En el mundo del desarrollo de software, nos han vendido la idea de que el candidato ideal es aquel que domina las mejores arquitecturas, los patrones de diseño más elegantes y las convenciones de código inmaculadas. Tras años liderando equipos, he llegado a una conclusión que a muchos puede generar rechazo: prefiero mil veces contratar a alguien con hambre que a un experto en buenas prácticas.

Me fascina ese perfil que me pregunta de todo. Ese que me persigue por los pasillos virtuales o me inunda el chat con dudas. Sí, a veces resulta agotador, pero esa supuesta molestia es el síntoma más claro de una mente que devora conocimiento. No hay mayor música para mis oídos que escuchar un mensaje diciendo: Ya terminé esto, con qué sigo ahora. Esa inquietud no se enseña en ningún curso.

El problema surge cuando me encuentro con el perfil opuesto. Aquel desarrollador que se evapora. Tienes que perseguirlo para saber si avanzó, si está bloqueado o si simplemente se quedó mirando la pared. Y lo peor: cuando por fin termina, se queda en silencio absoluto, esperando a que yo le pregunte qué hacer a continuación.

Lo más frustrante es que este comportamiento es casi un estándar en programadores con años de experiencia. Se escudan en su seniority, en sus supuestas buenas prácticas y en sus mañas adquiridas para justificar una pasividad absoluta. La experiencia, en muchos casos, no es más que un año de trabajo repetido diez veces.

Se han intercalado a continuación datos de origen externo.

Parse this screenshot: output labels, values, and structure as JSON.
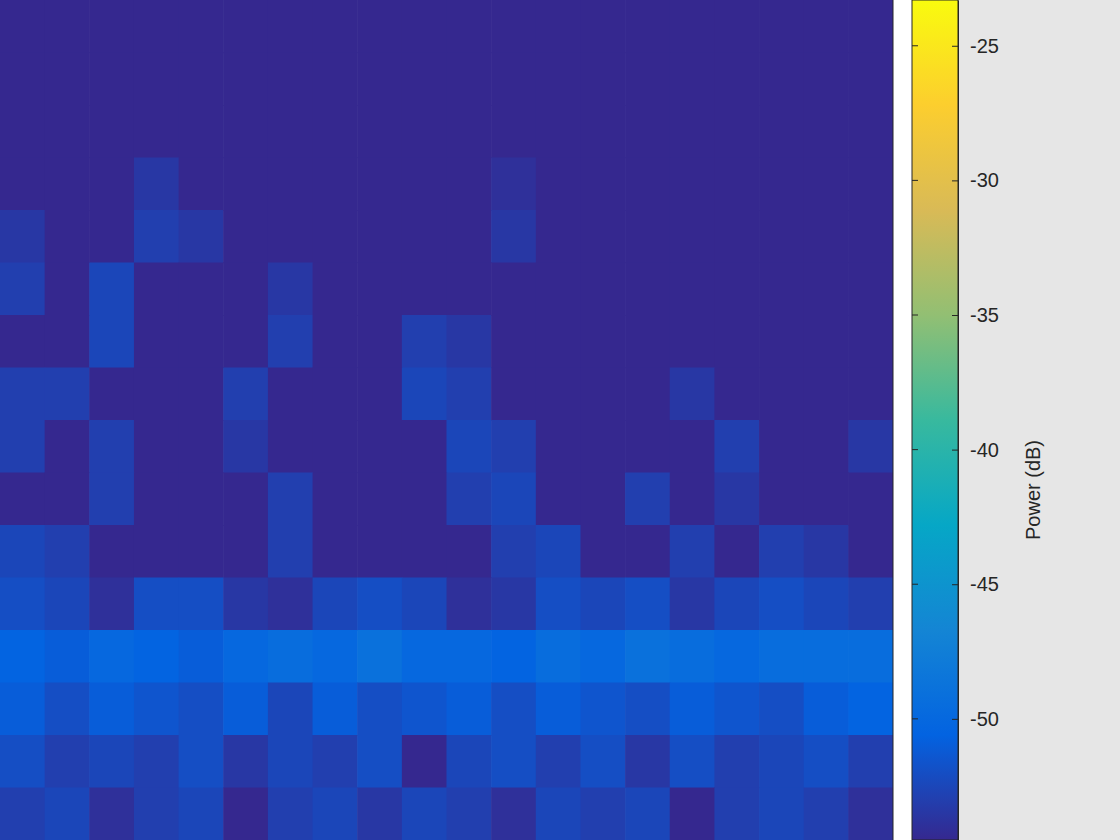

Pero esto no es exclusivo de los veteranos. También veo este síndrome en recién egresados, aunque en ellos se manifiesta de otra forma. Tienen el talento, pero les falta el enfoque. A estos perfiles siempre les digo lo mismo: Me gustaría escucharles hablar de programación con la misma pasión y fuego con el que me explican los detalles de su emprendimiento personal o las tácticas de su equipo de fútbol favorito. Si tu código no te enciende tanto como tu hobby, estás en la profesión equivocada.

Las buenas prácticas se aprenden, se leen en libros y se corrigen en una revisión de código. El hambre, la curiosidad insaciable y la proactividad son rasgos de personalidad. Prefiero un equipo que me desafíe, que me haga perder la paciencia por su exceso de preguntas y que siempre busque el siguiente reto, antes que un grupo de expertos que escriben código perfecto pero que necesitan que los lleven de la mano.

La tecnología avanza demasiado rápido como para depender de personas que solo hacen lo que se les pide y nada más.